What Counts as an Immediate Family Member?
In terms of legal standing, there are two types of potential plaintiffs who are guaranteed to have sufficient standing to sue for wrongful death. First, a surviving spouse is certain to be able to. Second, a surviving dependent child will if neither of the parents is still alive. Also, surviving dependents can often be parties to claims filed by surviving spouses. Such dependents may be able to claim the loss of parenting.
A Circle Working Outward
Whoever among the surviving relatives has the strongest immediate relationship to the deceased will have the right to pursue a claim. For example, if the decedent passed unmarried and without children, their siblings would be the next ones up for filing claims. There are even rare scenarios where this sort of thing could work its way down to a surviving cousin.
If someone doesn't have a surviving spouse but they do have adult children, then the adult descendants are likely to have the best claim.
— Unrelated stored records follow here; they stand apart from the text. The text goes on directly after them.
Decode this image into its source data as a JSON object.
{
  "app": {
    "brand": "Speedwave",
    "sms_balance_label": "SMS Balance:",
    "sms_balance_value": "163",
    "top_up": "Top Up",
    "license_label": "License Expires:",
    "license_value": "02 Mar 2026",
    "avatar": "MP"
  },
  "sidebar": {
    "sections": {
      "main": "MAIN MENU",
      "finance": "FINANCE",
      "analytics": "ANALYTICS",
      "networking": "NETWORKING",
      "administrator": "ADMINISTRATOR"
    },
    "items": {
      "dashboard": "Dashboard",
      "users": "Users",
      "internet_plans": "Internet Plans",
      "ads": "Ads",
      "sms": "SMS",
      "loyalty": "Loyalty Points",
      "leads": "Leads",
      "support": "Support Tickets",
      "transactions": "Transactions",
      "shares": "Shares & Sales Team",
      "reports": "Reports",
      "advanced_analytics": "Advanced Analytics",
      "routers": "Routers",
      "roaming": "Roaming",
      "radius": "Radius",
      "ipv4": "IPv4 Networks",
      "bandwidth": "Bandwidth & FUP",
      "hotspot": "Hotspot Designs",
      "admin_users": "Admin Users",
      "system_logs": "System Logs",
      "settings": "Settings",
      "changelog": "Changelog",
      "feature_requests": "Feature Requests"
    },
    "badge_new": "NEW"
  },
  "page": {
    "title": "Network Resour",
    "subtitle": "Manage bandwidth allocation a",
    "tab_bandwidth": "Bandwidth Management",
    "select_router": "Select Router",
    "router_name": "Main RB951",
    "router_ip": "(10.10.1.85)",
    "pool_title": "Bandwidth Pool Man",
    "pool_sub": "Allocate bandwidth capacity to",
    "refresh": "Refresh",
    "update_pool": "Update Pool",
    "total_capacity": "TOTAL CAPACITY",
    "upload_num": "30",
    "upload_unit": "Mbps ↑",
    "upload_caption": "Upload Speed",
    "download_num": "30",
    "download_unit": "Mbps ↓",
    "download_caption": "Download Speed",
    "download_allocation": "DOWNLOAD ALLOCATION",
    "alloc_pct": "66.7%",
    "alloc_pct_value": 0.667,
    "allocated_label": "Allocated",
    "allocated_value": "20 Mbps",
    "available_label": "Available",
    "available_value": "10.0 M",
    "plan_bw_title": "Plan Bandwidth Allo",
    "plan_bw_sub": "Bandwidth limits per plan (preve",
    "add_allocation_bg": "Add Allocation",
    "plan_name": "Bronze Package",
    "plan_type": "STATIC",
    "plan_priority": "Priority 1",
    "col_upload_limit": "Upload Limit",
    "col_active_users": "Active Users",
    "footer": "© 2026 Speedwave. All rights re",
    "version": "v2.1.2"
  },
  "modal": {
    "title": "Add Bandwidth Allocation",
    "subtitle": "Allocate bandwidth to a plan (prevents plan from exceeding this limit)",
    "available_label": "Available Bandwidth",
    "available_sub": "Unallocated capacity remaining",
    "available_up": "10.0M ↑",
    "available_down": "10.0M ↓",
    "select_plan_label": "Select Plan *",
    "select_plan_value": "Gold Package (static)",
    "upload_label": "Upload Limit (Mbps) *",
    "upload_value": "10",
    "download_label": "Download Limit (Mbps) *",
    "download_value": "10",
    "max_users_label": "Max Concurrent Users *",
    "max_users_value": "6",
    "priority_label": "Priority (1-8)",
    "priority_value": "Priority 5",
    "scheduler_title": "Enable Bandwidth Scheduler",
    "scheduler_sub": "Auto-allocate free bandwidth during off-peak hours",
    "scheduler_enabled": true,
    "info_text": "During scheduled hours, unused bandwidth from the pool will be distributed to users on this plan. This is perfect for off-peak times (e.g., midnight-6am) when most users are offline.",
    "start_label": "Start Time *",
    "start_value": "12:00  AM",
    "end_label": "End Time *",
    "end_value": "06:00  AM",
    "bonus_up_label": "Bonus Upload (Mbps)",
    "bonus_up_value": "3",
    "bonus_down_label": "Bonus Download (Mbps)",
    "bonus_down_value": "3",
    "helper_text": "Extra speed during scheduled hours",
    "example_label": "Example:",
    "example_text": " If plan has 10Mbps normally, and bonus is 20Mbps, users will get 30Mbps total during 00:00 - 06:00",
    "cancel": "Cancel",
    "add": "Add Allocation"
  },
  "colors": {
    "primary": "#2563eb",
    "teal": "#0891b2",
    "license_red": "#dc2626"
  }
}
Another set of rare scenarios would involve grandchildren standing in the absence of other closely related potential plaintiffs.
Less Likely Claimants
A small group of possible claimants includes adult dependents and minors with loco parentis relationships to the deceased. In the case of an adult dependent, the relationship will likely have to include legally recognized guardianship. With loco parentis, an ad hoc relationship usually involving relatives or close friends serving as de facto parents, the claimant will have to document that the relationship was lasting. Likewise, the relationship needs to be a demonstrable replacement of biological parentage.
Asserting a Claim
Any party that doesn't have an immediate family relationship to the deceased should be prepared to face heavy scrutiny from the court. For that matter, even a wrongful death attorney will want to see quite a bit of proof before they take a case.
Siblings, for example, might have to document that a deceased sibling died unmarried and without an offspring, minor or adult. The court will only consider this kind of case once it is clear that no one closer to the deceased can file a claim.